Но когда и это оказалось тщетным, он стал думать о самоубийстве. Многие из его товарищей освободились от жизненных забот точно так же и по соображениям гораздо более ничтожным, чем соображения Цинны: часто от скуки, часто от внутренней пустоты, часто от неимения охоты пользоваться благами жизни. Когда невольник держал меч умело и крепко, достаточно было одной минуты. Цинна ухватился за эту мысль и уже решился было осуществить её на деле, как вдруг его удержал странный сон. Привиделось ему, что когда его перевозили через реку, он заметил на противоположном берегу и свою тревогу, в образе истомлённого раба, который поклонился ему и сказал: «Я пришёл раньше, чтобы встретить тебя». Цинна испугался в первый раз в жизни; он понял, что если о загробной жизни он не может думать без тревоги, то и туда уйдёт вместе с нею.

В виде крайности, он решился сблизиться с мудрецами, которыми кишел Серапеум, думая, не найдёт ли хоть у них разрешения своей загадки. Мудрецы, правда, загадки разрешить не сумели, но зато величали Цинну «τού μονυειου», — титул, который придавался римлянам высокого рода и положения.
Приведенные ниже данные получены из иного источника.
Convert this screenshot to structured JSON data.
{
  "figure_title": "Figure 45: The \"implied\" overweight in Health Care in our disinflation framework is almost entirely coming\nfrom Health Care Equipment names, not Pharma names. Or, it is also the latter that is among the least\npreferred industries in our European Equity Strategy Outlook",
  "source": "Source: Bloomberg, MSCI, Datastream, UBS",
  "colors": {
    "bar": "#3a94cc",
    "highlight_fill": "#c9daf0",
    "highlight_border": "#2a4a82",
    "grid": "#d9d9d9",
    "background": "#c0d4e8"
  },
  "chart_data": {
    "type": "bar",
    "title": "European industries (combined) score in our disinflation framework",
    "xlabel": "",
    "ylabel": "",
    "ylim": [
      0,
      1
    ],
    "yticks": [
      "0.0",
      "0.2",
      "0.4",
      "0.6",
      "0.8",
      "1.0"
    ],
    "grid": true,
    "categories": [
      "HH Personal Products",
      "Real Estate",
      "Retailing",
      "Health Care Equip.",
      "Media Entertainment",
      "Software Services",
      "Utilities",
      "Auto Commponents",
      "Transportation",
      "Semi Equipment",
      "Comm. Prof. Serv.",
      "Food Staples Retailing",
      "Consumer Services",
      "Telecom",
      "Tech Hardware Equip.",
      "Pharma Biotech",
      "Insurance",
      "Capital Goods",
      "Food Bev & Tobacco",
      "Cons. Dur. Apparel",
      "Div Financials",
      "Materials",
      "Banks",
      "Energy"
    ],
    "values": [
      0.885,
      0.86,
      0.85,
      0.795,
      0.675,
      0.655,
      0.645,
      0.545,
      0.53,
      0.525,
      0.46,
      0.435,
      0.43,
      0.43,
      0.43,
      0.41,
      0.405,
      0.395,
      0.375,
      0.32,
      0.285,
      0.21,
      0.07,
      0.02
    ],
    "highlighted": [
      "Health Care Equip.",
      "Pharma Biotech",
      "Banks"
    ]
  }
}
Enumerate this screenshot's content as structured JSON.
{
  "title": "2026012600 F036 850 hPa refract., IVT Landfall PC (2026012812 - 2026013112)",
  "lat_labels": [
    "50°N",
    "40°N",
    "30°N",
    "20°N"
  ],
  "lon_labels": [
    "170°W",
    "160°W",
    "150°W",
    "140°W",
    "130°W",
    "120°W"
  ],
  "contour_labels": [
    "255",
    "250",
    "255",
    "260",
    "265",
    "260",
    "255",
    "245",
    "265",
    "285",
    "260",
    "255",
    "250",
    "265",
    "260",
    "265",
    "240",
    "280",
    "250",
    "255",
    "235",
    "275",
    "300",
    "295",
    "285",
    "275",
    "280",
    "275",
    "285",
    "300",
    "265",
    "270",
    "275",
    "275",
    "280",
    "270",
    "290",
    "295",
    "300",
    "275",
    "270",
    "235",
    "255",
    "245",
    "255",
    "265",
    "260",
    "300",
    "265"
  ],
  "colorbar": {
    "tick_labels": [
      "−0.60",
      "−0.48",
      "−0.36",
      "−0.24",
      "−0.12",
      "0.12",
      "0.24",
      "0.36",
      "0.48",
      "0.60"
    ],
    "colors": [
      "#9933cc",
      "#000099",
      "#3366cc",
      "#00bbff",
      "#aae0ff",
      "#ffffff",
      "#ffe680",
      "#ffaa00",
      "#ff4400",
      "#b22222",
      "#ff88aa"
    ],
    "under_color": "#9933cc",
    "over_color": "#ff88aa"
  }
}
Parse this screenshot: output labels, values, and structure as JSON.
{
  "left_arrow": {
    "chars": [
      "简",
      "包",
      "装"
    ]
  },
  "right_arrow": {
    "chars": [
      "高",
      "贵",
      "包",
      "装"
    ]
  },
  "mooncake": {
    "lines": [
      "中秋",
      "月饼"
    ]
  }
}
На первый раз это была небольшая утеха, и титул мудреца, данный человеку, который не умел отвечать себе на то, что занимало его всего более, мог казаться Цинне иронией, но он всё думал, что Серапеум может быть не сразу раскрывает всю свою мудрость, и не терял надежды до конца.

Самым деятельным между мудрецами в Александрии был благородный Тимон-афинянин, человек значительный, римский гражданин. Несколько лет жил он в Александрии, куда прибыл для изучения таинственной египетской науки. О нём говорили, что не было ни одного пергамента или папируса в библиотеке, который бы он не прочитал, — говорили, что он обладает всею мудростью человеческой. Притом он был человеком кротким и проницательным. Среди множества педантов и комментаторов с затверделыми мозгами, Цинна сразу отличил его и вскоре завязал с ним знакомство, которое через некоторое время перешло в приязнь и даже в дружбу. Молодой римлянин удивлялся беглости в диалектике и красноречию, с которыми старец говорил о вещах возвышенных, касающихся назначения человека и мира. В особенности его поражало то, что рассуждения Тимона были соединены с какою-то грустью. Позже, когда они ещё более сблизились, Цинну разбирала охота спросить у старого мудреца о причине этой грусти, а вместе с тем открыт ему и своё сердце. Вскоре дело дошло до этого.

III

Однажды вечером, когда, после шумного разговора о загробном пути души, Цинна и Тимом остались вдвоём на террасе, откуда открывался вид на море, римлянин взял руку старца и исповедал перед ним, что было величайшею скорбью его жизни и ради чего он старался сблизиться с учёными и философами Серапеума.

— По крайней мере, — сказал он в конце, — я выиграл то, что сблизился с тобой, и теперь знаю, что если и ты не разрешишь загадки моей жизни, то и никому этого не удастся.

Тимон долго всматривался в расстилающееся перед ним зеркало вод, в котором отражался двурогий месяц, потом сказал:

— Видал ты те стаи птиц, которые прилетают сюда зимою из мрака севера? Знаешь ты, чего они ищут в Египте?

— Знаю. Тепла и света.

— Души людей тоже ищут тепла, которое есть не что иное как любовь, и света, который есть не что иное как правда. Но птицы знают, куда им лететь за сбоим благом, а души летают по бездорожью, в грусти и тревоге.